Pasolini e Scorsese si incontrano nel volto di quell’uomo che predica ai poveri. Quel volto che Pasolini mostra con infiniti primi piani, come se volesse dire: guardate. Guardate bene. Questo è Cristo. Questo siete voi.
E allora cosa resta, oggi, in questa Pasqua smarrita dalle guerre, dal frastuono delle polemiche politiche, dalle file ai supermercati e dal ronzio delle pubblicità?
Cosa resta del sacro, ora che tutto è spettacolo, e ogni croce è diventata gadget?
Resta quel film. Resta la polvere. Resta il Sud come terra promessa e terra calpestata. Resta la fame che non ha risposte. Resta l’umanità che Pasolini ha voluto mostrare, senza filtro e senza paura.
Il Vangelo secondo Matteo è il grido di chi non è stato ascoltato.
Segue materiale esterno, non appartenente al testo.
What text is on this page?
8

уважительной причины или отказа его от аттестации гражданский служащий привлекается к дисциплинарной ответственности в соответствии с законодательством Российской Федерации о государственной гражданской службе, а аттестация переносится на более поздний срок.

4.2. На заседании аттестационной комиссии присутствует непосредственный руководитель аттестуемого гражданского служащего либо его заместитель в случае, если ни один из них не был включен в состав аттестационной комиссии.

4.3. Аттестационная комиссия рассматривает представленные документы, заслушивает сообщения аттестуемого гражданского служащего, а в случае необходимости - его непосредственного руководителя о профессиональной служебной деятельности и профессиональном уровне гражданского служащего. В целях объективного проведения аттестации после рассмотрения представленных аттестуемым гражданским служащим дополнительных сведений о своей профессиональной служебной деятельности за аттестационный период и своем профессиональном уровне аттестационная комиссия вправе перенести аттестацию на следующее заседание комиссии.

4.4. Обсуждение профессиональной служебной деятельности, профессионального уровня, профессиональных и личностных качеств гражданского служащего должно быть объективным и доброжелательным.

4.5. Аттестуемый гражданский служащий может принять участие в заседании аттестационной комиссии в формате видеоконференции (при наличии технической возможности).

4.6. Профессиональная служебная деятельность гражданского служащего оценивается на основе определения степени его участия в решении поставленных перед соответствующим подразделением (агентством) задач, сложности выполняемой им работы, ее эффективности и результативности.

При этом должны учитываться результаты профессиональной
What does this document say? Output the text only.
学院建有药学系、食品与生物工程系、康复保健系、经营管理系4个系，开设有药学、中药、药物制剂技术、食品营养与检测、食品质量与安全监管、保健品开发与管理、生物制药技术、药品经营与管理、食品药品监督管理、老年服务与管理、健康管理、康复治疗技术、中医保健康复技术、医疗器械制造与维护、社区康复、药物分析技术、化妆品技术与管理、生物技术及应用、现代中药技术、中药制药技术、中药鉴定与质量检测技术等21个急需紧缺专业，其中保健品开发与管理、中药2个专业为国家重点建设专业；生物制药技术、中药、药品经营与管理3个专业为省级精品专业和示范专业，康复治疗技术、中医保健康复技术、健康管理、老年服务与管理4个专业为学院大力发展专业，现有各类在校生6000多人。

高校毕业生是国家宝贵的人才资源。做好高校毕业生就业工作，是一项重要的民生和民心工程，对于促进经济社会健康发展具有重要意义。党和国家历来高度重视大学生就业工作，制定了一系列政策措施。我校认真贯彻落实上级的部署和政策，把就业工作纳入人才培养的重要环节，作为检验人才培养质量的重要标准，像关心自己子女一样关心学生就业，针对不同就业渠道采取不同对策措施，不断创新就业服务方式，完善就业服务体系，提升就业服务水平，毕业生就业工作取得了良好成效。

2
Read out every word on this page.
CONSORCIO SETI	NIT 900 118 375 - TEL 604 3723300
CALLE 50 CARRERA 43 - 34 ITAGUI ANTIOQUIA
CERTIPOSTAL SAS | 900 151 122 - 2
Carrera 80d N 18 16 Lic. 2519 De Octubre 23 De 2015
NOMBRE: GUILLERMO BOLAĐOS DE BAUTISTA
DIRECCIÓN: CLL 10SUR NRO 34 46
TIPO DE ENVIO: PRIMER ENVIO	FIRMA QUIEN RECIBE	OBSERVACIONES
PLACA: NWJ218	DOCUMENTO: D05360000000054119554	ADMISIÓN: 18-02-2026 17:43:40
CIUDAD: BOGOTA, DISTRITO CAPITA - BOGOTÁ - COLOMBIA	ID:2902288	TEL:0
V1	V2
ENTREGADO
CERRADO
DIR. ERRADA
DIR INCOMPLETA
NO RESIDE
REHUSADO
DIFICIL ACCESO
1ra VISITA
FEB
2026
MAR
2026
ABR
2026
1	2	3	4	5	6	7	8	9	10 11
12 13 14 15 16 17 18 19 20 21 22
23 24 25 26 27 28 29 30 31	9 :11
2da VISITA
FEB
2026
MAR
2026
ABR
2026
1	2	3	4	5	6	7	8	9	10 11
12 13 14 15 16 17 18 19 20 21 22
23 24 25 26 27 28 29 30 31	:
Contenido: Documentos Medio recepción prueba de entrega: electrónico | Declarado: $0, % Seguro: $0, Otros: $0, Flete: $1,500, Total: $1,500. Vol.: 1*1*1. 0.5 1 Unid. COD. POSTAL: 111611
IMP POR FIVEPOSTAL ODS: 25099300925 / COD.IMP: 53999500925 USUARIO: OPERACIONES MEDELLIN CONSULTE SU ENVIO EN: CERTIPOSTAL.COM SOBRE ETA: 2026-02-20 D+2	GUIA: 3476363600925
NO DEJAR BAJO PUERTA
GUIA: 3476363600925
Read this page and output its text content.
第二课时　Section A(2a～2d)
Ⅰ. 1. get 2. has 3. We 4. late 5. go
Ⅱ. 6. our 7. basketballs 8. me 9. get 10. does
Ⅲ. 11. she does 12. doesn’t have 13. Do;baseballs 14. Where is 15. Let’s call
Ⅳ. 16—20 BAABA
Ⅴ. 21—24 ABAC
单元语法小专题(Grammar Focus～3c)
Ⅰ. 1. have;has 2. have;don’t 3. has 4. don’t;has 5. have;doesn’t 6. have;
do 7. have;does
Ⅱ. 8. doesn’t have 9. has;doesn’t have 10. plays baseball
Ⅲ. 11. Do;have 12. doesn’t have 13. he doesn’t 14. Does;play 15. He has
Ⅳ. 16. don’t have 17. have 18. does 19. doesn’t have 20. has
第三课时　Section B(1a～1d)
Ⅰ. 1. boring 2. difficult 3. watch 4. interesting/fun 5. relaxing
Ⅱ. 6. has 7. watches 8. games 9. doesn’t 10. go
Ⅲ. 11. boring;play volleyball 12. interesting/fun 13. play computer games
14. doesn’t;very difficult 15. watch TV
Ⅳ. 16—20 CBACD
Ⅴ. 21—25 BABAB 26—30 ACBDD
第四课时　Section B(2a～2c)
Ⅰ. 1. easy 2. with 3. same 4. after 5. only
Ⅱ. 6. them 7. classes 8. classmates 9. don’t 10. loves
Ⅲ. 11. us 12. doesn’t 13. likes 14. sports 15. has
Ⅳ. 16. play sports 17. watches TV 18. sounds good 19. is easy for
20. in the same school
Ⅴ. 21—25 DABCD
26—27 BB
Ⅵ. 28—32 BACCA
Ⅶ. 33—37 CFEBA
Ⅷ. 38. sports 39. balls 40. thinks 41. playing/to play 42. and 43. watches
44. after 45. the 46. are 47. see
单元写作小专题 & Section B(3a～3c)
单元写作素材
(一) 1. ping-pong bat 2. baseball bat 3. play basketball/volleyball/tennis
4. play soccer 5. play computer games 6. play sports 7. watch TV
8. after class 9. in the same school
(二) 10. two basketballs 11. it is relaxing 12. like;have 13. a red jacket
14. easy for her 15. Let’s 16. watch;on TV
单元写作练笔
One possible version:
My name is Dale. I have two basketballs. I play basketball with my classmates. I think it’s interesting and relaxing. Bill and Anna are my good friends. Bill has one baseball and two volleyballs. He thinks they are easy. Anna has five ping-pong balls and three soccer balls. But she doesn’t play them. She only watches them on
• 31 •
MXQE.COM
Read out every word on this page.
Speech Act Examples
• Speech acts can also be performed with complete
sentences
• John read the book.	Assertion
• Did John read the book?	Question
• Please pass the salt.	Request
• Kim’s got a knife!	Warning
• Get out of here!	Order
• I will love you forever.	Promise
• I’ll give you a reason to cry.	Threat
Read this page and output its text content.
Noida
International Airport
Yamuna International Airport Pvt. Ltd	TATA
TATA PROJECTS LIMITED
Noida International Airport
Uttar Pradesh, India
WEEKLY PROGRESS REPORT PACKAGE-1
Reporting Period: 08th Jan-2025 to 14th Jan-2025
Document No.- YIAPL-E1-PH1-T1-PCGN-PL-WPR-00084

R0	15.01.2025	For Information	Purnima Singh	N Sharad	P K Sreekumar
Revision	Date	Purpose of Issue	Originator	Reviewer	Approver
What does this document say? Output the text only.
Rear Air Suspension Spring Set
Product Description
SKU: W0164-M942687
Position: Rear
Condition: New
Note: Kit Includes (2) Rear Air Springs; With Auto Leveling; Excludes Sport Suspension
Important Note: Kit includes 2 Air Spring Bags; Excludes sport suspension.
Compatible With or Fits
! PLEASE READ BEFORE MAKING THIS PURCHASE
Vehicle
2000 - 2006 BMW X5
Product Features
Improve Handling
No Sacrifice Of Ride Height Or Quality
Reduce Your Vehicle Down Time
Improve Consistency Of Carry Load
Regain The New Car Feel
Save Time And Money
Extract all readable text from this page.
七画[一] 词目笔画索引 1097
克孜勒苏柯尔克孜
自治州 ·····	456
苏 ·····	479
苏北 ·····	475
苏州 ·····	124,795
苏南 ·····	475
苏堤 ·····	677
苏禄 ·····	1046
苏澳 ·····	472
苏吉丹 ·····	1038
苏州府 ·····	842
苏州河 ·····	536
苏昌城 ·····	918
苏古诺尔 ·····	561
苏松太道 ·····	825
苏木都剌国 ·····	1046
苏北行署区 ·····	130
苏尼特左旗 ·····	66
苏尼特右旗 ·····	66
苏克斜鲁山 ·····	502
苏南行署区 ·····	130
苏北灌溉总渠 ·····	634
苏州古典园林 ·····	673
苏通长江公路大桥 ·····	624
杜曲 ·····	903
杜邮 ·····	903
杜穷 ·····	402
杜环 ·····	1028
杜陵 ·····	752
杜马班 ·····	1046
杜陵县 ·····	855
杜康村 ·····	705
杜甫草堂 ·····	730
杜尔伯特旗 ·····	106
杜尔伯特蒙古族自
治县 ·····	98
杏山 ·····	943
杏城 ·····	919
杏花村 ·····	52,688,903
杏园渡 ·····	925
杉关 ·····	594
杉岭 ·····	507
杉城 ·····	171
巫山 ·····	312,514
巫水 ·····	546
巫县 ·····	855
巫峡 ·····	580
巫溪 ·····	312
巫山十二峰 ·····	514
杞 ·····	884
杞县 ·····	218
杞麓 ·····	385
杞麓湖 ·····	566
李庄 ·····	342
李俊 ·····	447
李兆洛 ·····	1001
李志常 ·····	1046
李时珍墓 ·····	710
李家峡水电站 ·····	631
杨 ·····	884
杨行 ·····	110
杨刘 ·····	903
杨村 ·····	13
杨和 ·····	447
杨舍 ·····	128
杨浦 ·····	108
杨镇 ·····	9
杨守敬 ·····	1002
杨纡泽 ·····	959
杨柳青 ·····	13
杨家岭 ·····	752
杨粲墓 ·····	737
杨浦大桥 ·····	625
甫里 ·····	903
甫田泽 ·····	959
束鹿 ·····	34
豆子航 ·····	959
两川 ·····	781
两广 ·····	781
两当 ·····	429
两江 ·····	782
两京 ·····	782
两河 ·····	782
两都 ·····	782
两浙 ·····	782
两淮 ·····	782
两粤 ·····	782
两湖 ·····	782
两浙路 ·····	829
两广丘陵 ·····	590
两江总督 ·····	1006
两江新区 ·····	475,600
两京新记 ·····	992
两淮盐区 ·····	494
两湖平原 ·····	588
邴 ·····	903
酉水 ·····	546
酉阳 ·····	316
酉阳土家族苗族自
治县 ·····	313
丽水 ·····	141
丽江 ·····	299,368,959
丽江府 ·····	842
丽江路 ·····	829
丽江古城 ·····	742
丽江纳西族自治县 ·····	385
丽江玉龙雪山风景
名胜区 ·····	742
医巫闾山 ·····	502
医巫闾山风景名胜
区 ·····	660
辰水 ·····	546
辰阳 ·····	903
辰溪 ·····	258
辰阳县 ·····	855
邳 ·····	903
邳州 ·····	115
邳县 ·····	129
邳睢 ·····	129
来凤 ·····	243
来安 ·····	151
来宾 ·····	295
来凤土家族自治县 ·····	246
È la carezza muta di chi non ha parole per spiegare il dolore, ma lo abita. È la Pasqua vista da chi non crede in Dio, ma crede nell’uomo quando soffre, quando lotta e quando piange.
È un atto di amore feroce. Un amore che non chiede nulla in cambio. Come il gesto di Cristo. Come ogni poesia vera. E allora restiamo qui. Senza luci. Senza orpelli. Senza resurrezione da copertina.
Restiamo accanto a quel Cristo stanco, che non è sceso dalla croce, accanto a Pasolini, che non è stato ascoltato. Restiamo nel silenzio aspro e amaro del Sud. Restiamo dove nessuno vuole stare: nel dolore che non redime, nella povertà che non si vende, nella verità che non consola. Perché è lì, solo lì, che ancora una volta, si fa carne il sacro.